30% of all screening centres in Germany actively use the Vara platform and we’re the first company in the world with large-scale real-world evidence from clinical routine. This comes down to our full-stack approach: We’re reimagining the entire workflow instead of integrating AI as a standalone plug-in.
Our ambition at Vara is to find every deadly breast cancer early, such that more women survive. AI is a powerful tool that helps us achieve this goal, but it’s only a means to an end.
Recent history has shown that AI, on its own, is no silver bullet. It is not enough to build an AI model that takes mammograms and outputs a cancer score. AI alone can’t solve the problems surrounding breast cancer diagnoses and it can’t magically deliver value straight out of the box.
This narrow focus is what first-generation AI companies in this space got wrong. And it’s the reason why, for all its promises, AI is yet to move the needle when it comes to breast cancer cases.
To unleash AI’s transformative potential, we have to build an entirely reimagined clinical workflow. We have to go “full-stack”.
What does full-stack mean in the context of AI for breast cancer screening? Here is what we believe are the three necessary components:
1. An AI-first, web-based reporting workflow designed for radiologists:
Many AI models for medical imaging integrate into existing, old workflow tools or outdated PACS viewers. By retrofitting such new technologies into such old programs, a ton of potential is left on the table.
A modern, web-based workflow layer itself creates much more value because it consolidates the previously fragmented process in one place. It creates structured reports, enables remote collaboration, and brings efficiency to the workflow. Its superior UX drives adoption and motivates screening radiologists to contribute data and expert knowledge to AI development.
Most importantly, Vara’s proprietary workflow is designed to perfectly leverage AI to create a new clinical workflow. Our AI automates repetitive work by preparing fully pre-written medical reports. Or it interferes when a screening radiologist has missed a particularly suspicious lesion. AI filters the worklist and gives radiologists the chance to get control over their workday by focusing on the more difficult cases when they feel most ready for it.

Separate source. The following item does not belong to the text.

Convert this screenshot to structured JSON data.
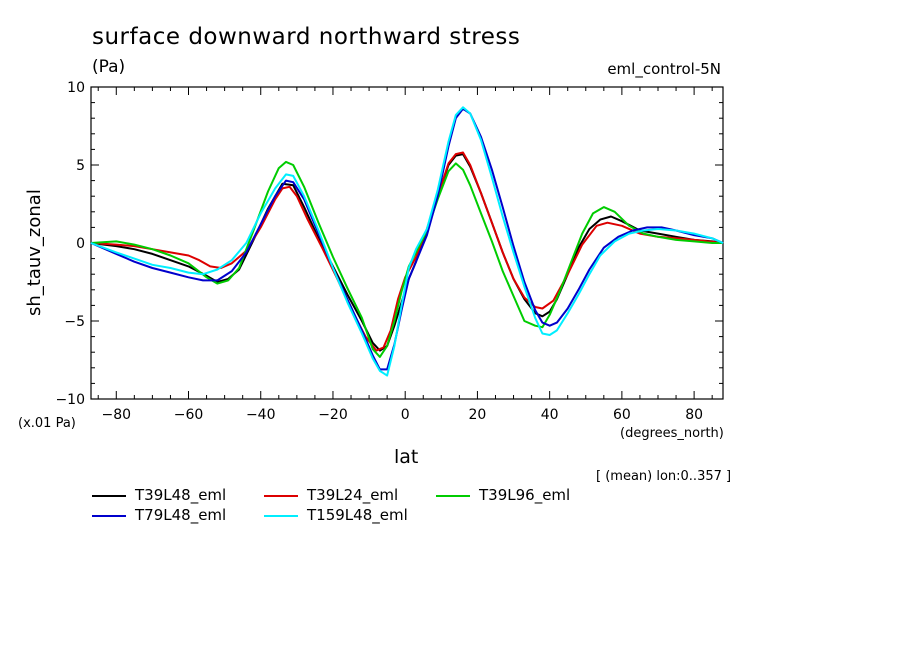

2. Radiologist-AI interaction and feedback loop:
Our full-stack workflow gives us another important edge over plug-ins that are integrated into incumbent software. We can finetune the way AI and individual radiologists interact.
No two radiologists behave the same, especially in a tricky domain like breast cancer screening, and there is a good deal of ambiguity. Radiologists tend to be over-readers (too many false positives) or under-readers (too many false negatives). A one-size-fits-all AI model doesn’t do this diversity justice. At Vara, we fine-tune the model for each radiologist, in order to optimise for joint performance of radiologist and AI.
And because longitudinal and biopsy data is fed back to Vara, we can provide each radiologist visibility on how their performance has improved over time with Vara and where they tend to disagree with Vara. That creates high excitement with radiologists as we are jointly improving their expertise and our model over time.
3. Real-world evidence at population health scale:
History books are full of AI models that worked retrospectively but failed to show impact prospectively in new settings. Generalisation has to be repeatedly proven again in each new market. Also, it is not enough to have good performance on average. This performance needs to carry through into relevant subgroups like high breast densities or especially aggressive cancers.
A strictly data-driven approach is therefore necessary. For each woman diagnosed via Vara, we follow the patient pathway after screening to assess AI’s impact on population health metrics such as recall rates, biopsy scores and mortality. This data feedback loop from prospective clinical use allows us to constantly improve our AI models.
Measuring our effect on screening metrics at scale is possible because we are building not just the AI, but a full-stack workflow. Our data infrastructure allows us to continuously collect real-world evidence in the clinical routine — for the first time globally.
In the future, this infrastructure can be used to improve breast cancer screening even further, for example by adjusting the screening interval based on individual risk, or even stratifying the treatment itself. The data collected will allow regulators and policymakers to accurately assess the impact and make quick, rational, data-driven decisions to further improve the standard of care.
Beyond Germany, a full-stack platform is inevitable to democratise access to breast cancer screening and launch 1,000 screening centres everywhere in the world. It is the infrastructure for safe, data-driven, effective and affordable screening!